14.    Suite aux conclusions de PRO, l'OAI a procédé au calcul du degré d'invalidité, qu'il a établi à 24,3 % après comparaison des revenus (cf. rapport final du 22 novembre 2017).

15.    Par projet du 15 novembre 2018, confirmé le 10 janvier 2019, l'OAI a rejeté la demande de prestations de l'assurée. Le degré d'invalidité de 24,3 %, inférieur aux 40 % requis, était insuffisant pour l'ouverture d'un droit à la rente. Par ailleurs, même une mesure de reclassement ne serait pas de nature à réduire le dommage et la mesure d'orientation professionnelle n'avait pas permis de définir de pistes.

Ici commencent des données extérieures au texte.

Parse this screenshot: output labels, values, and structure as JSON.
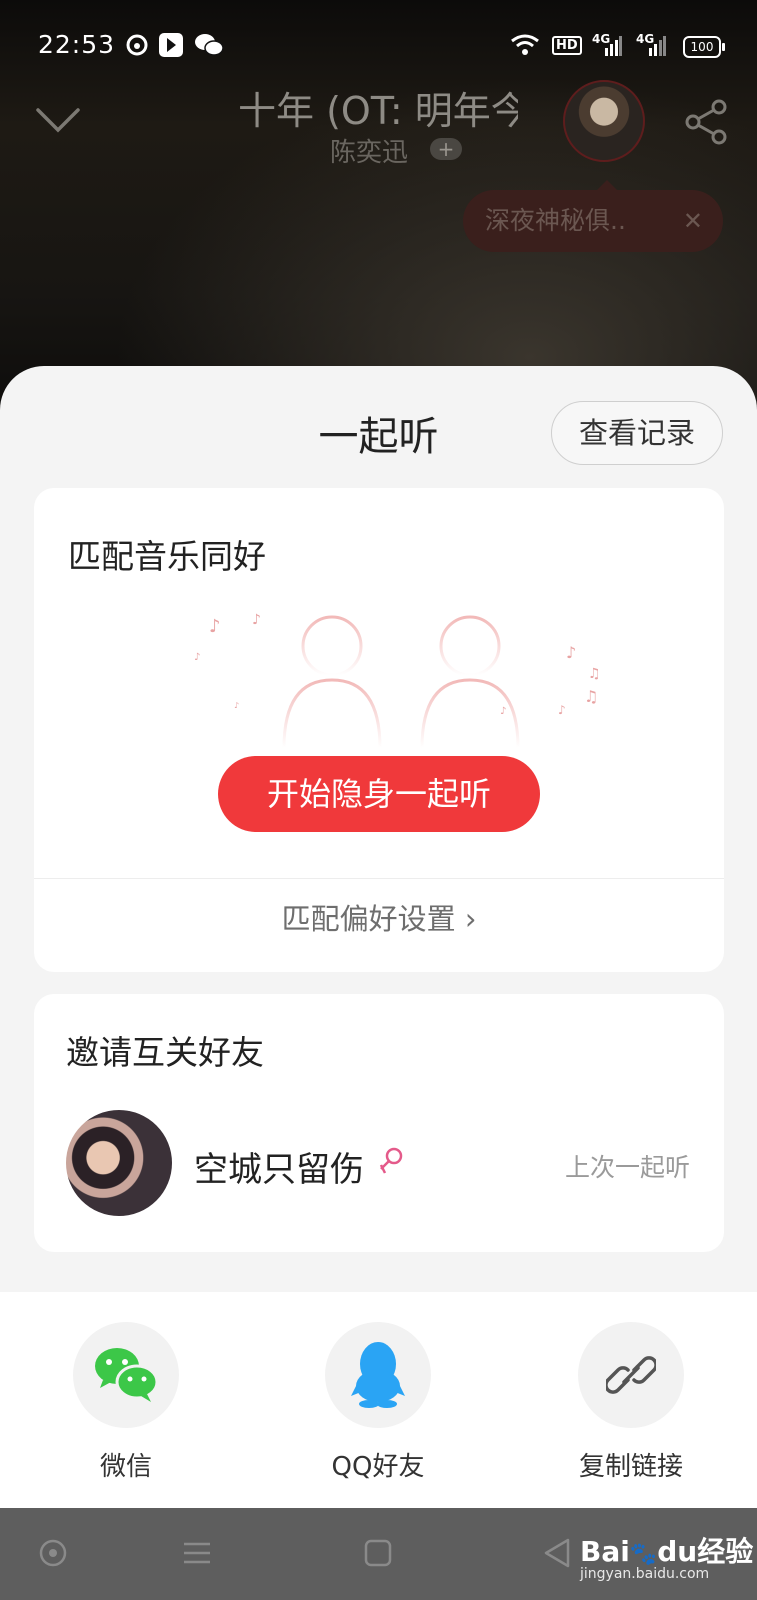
{
  "status_bar": {
    "time": "22:53",
    "battery": "100",
    "icons": [
      "netease-music-icon",
      "video-app-icon",
      "wechat-icon",
      "wifi-icon",
      "hd-icon",
      "signal-4g-icon",
      "signal-4g-icon"
    ],
    "signal_labels": [
      "HD",
      "4G",
      "4G"
    ]
  },
  "player": {
    "song_title": "十年 (OT: 明年今",
    "singer": "陈奕迅",
    "singer_add": "+",
    "club_tip": "深夜神秘俱..",
    "club_close": "✕"
  },
  "sheet": {
    "title": "一起听",
    "record_button": "查看记录"
  },
  "match_card": {
    "title": "匹配音乐同好",
    "start_button": "开始隐身一起听",
    "pref_link": "匹配偏好设置",
    "pref_arrow": "›"
  },
  "invite_card": {
    "title": "邀请互关好友",
    "friends": [
      {
        "name": "空城只留伤",
        "action": "上次一起听"
      }
    ]
  },
  "share_options": [
    {
      "label": "微信",
      "icon": "wechat-icon",
      "color": "#3cc748"
    },
    {
      "label": "QQ好友",
      "icon": "qq-icon",
      "color": "#2aa4f4"
    },
    {
      "label": "复制链接",
      "icon": "link-icon",
      "color": "#555555"
    }
  ],
  "nav_bar": {
    "icons": [
      "circle-icon",
      "menu-icon",
      "square-icon",
      "back-icon"
    ]
  },
  "watermark": {
    "brand": "Bai",
    "brand_tail": "du经验",
    "url": "jingyan.baidu.com"
  },
  "colors": {
    "accent": "#f0393b",
    "female": "#e45a8a"
  }
}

16.    Par courrier du 7, complété le 22 février 2019, l'assurée (ci-après : la recourante), sous la plume de son conseil, a interjeté recours contre la décision du 10 janvier 2019, concluant sous suite de frais et dépens, préalablement à la réalisation d'une expertise pluridisciplinaire (médecine interne, psychiatrie et rhumatologie), principalement, à l'annulation de la décision querellée et à l'octroi d'une rente d'invalidité entière à compter du 27 mars 2014, subsidiairement à l'octroi de mesures professionnelles. À l'appui de ses conclusions, elle a essentiellement contesté la valeur probante du rapport du SMR du 7 mars 2016 établi, selon elle, principalement sur la base du rapport de la Dresse B______, médecin au sein de la Clinique Corela. À cet égard, elle a relevé que l'assureur perte de gain, qui avait sollicité cette expertise, en avait désavoué les conclusions, en acceptant de prester au-delà de la date qui y était retenue. En outre, ni les médecins du SMR ni l'OAI n'avaient examiné le caractère invalidant de ses atteintes à l'aune des indicateurs jurisprudentiels découlant de l'ATF 141 V 281. Subsidiairement, dans l'hypothèse où la chambre de céans ne devrait pas retenir son droit à une rente d'invalidité, la recourante concluait à l'octroi de mesures professionnelles.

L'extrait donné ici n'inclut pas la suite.